Special Populations Collaborative

Effective Practices for Limited English Proficient Students

Sacramento City College ESL Tutoring Program

Title: ESL Tutoring Program

College: Sacramento City College

3835 Freeport Blvd, Sacramento, CA 95822

Contact: Virginia Gessford, 916-558-2600 or  gessfoV@scc.losrios.edu

Tim Ching, 916-558-2675 orchingt@scc.losrios.edu

Target population: The ESL Tutoring Program at Sacramento City College attempts to reach all ESL students in general but specifically those students who are most at risk and/or are underserved.

Goals: The goals of the program are to reinforce and support the student’s classroom learning activities. The tutoring focuses on academics such as math, English, history, etc. However, a significant part of the ESL Tutoring Program receives funds via the VTEA grant and therefore focuses on tutoring vocational students in academic classes. Additionally, there are vocational tutoring venues that focus on topics specific to the vocational programs, such as using a dental drill, computer software, etc.

Description: The ESL Tutoring Program employs a variety of techniques. Among them are:

· Peer Tutoring — As many as forty peer tutors are available each semester to offer support in a variety of subjects and assist the ESL students in gaining mastery of their academic subjects. The peer tutors can volunteer their time, receive course credit for tutoring, or are paid approximately $7.00 and hour for their time.

· Independent Study Course – These are on-line, self-paced Human Services computer courses that are designed to strengthen the ESL student’s grammar, math, and/or English skills. The student must register for the course and choosethe subject on which they will work.

· Workshops – Each fall and spring, faculty coordinators host a series of student workshops on topics ranging from understanding learning styles, study skills, stress management, or other topics requested by faculty or students.

· Staff Consultation – Frequently the most important and first contact an ESL student makes is with an ESL Tutoring Program staff person. These consultations tend to set the course for the ESL students involvement with the program. The staff person will determine the services needed to enable the student to be successful at Sacramento City College and introduce the student to the components of the program. Approximately thirty percent of these consultations tend to revolve around topics of support and reassurance as opposed to the services and tools available to the student.
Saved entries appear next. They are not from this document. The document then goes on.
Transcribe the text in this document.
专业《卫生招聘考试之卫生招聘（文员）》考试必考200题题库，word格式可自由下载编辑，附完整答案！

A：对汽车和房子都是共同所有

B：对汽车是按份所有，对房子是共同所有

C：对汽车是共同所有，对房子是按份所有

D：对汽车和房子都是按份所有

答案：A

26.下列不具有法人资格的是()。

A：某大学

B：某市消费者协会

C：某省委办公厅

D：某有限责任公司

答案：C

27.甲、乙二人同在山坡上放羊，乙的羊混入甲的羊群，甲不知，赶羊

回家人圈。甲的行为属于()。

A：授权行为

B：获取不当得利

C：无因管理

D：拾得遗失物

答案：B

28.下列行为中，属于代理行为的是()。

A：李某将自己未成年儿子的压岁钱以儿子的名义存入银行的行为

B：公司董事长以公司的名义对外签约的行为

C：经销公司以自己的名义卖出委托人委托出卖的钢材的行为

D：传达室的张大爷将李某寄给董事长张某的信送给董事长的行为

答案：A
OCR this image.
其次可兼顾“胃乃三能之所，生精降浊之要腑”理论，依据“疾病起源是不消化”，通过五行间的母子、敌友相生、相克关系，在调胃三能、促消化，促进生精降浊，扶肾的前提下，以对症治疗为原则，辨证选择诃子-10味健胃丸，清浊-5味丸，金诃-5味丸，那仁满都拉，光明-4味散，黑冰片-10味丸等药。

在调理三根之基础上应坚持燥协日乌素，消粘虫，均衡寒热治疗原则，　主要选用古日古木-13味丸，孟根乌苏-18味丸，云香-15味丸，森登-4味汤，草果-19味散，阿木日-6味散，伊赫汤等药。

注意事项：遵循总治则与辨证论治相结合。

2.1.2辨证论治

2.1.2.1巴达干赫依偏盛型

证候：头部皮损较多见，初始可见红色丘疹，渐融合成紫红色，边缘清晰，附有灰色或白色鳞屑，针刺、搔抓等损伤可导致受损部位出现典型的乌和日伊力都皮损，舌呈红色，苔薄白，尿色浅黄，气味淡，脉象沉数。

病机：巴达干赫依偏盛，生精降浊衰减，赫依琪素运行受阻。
Staffing: A permanent full-time, 9-month faculty coordinator, a permanent full time 12- month classified assistant, and a permanent half-time 9-month Instructional Assistant staff the ESL Tutoring Program. Additionally, up to forty peer tutors assist in making one-on-one contact available to all ESL students. Throughout the years, additional clerks and instructional assistants have come and gone depending on funding levels.

Facilities, equipment, materials: The equipment that the ESL Tutoring Program works with is primarily limited to a tutoring center and a number of computers. There are ten computers designated for the Human Services courses, 1 computer to track ESL students as they check in, and three computers for the permanent staff. In addition, the tutoring program uses other equipment from other areas to show videos on study skills etc. The equipment is used collaboratively to maximize benefits to the college and conserve financial resources.

Costs, funding source: The ESL Tutoring Program is funded through a number of grants.

· Collage Awareness Program (CAP) – $23,000

· Division Block Grant — $27,000

· VTEA — $58,000

· Discretionary funds — $148,000

Outreach and marketing: The ESL Tutoring Program staff takes a multi-faceted approach to outreach and marketing. Student outreach is handled via the student newspapers, guides, orientations (campus guides who are multi-lingual), class schedule, and the campus catalog. Additionally, faculty and counselors refer students who need services, are struggling in classes, or at risk of dropping out. Faculty members are made aware of the services available to ESL students through new faculty orientations, blanket emails, flex day workshops, and flyers distributed campus-wide.

Evidence of effectiveness: The ESL Tutoring Program tracks student retention and grades with the college and district research departments. Approximately 400-500 students are served.

Suggestions for replication: In starting or modifying an ESL Tutoring Programs it is important to strive to increase the support you receive from the administration, to always remember the purpose and keep services and activities focused on the students, and to increase the awareness and support of faculty, staff, and counselors. It would be best to avoid short term or unstable grant funding which can increase program instability.